Cyber hygiene

Cyber hygiene aims at a herd immunity in cyber security that benefits the business.

Did you know that the risks and threats in cyberspace are best combated through herd immunity, that your organization's ability in terms of resilience and continuity depends on you having basic cyber hygiene? Does your business understand the business benefit of cyber hygiene?

Modern cyber security is about risk management of cyber threats. Cyber security is not synonymous with IT security and/or information security. Cyber security is the collaboration of four areas: IT security, information security, laws and, above all, security culture. If you have good control over these areas, you have good cyber hygiene.

The goal of good cyber hygiene then becomes that the work with cyber security in your business aims to acquire an increased resilience linked to risks and threats in cyberspace. And the risks out there for businesses can be summed up in non-compliance, financial risks, operational and strategic risks. A lack of risk perspective also means that businesses only focus on external threats, risks and threats that come from outside the business and not from within. Insider threats cost businesses almost twice as much as, for example, ransomware.

Did you know that when we talk about cyber hygiene, it is not just the hygiene of your business that is meant. This includes those you do business with, to whom you deliver or who deliver to you and their suppliers. Cyber hygiene is therefore the collective digital cyber security capability, private sector as public sector. We must therefore collectively achieve a form of digital herd immunity linked to risks and threats in cyberspace. And in a reality where businesses have many times transferred the ownership of cyber security work to an external IT service provider, this cyber hygiene will never be achieved, let alone herd immunity. This is because cyber security is not an IT issue but a business issue. An IT provider can rarely deliver in all four areas of cyber security.
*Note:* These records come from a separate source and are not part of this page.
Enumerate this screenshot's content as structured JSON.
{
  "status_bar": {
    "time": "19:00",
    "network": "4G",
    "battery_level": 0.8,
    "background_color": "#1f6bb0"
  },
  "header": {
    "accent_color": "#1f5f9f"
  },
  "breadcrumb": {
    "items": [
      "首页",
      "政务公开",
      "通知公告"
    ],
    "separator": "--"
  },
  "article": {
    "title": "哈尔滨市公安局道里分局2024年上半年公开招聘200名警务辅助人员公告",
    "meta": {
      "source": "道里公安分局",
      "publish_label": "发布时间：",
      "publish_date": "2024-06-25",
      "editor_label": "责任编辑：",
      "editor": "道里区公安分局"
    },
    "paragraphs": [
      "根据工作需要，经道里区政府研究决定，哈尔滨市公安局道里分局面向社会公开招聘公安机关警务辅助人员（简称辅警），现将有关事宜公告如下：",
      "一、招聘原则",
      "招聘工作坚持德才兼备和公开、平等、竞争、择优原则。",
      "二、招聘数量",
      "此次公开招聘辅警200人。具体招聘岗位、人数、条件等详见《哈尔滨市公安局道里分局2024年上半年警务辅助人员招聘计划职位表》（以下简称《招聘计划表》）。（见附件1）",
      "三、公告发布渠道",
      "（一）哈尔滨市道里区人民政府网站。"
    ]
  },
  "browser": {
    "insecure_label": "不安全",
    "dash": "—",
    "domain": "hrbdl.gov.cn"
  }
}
Take, for example, how we risk-managed the Corona pandemic. We did it with a mouth mask, keep your distance, wash your hands, stay home at the slightest symptom and vaccine. And the efficiency was that everyone did this. A service provider that delivers IT to you will only be able to give you a face shield, ask you to keep your distance or perhaps give you instructions on how to wash your hands. At most, they can deliver technical and limited organizational processes. Washing your hands, being aware of symptoms and taking vaccines is your business's responsibility, not theirs. The suppliers know this and disclaim through contracts that you do not follow best practice. The comprehensive organizational processes and the very culture of doing the right thing, that responsibility lies with your business and your employees. NIS2 demands responsibility and serious penalties for those who believe that only mouth protection and distance are enough. It requires that you take the vaccine, wash your hands and act in case of symptoms. Herd immunity, our resilience, rests on you and all of us shouldering that responsibility and making security every day.

Did you know that laws such as NIS2, DORA and others require that you work with risks in the supply chain, and work with them systematically? They demand this as the supply chain is the most overlooked risk among businesses today, more than two-thirds of all incidents can be traced to the supply chain. The threat also exists from outside through malicious links, viruses, load attacks and information impact. But the biggest threat is already on the inside because businesses are connected to each other like never before. Suppliers and their suppliers lack cyber security capabilities and thus have poor cyber hygiene. Hence the requirements in NIS2, DORA and other law rooms. And lawmakers know that herd immunity depends on systematic cybersecurity. How do you validate and prove this?

The business benefit of cyber hygiene is directly linked to trust in your brand, the resilience of your business. The reputation of the business is at stake. During the pandemic, you did not want to cooperate with individuals who did not wash their hands, did not take their vaccine, did not use a mouth guard, did not keep their distance or were aware of symptoms. Why should you or anyone else want to work with someone who does not take cyber security seriously and has a lack of cyber hygiene?

Security must be easy to get right, especially when the future demands systematization, documentation and being able to prove cyber hygiene. Cybersecurity is a race anyone can run. The motivation to get there runs through the business-driven risk perspective that good cyber hygiene testifies to a business that thrives and where cyber security is a DNA.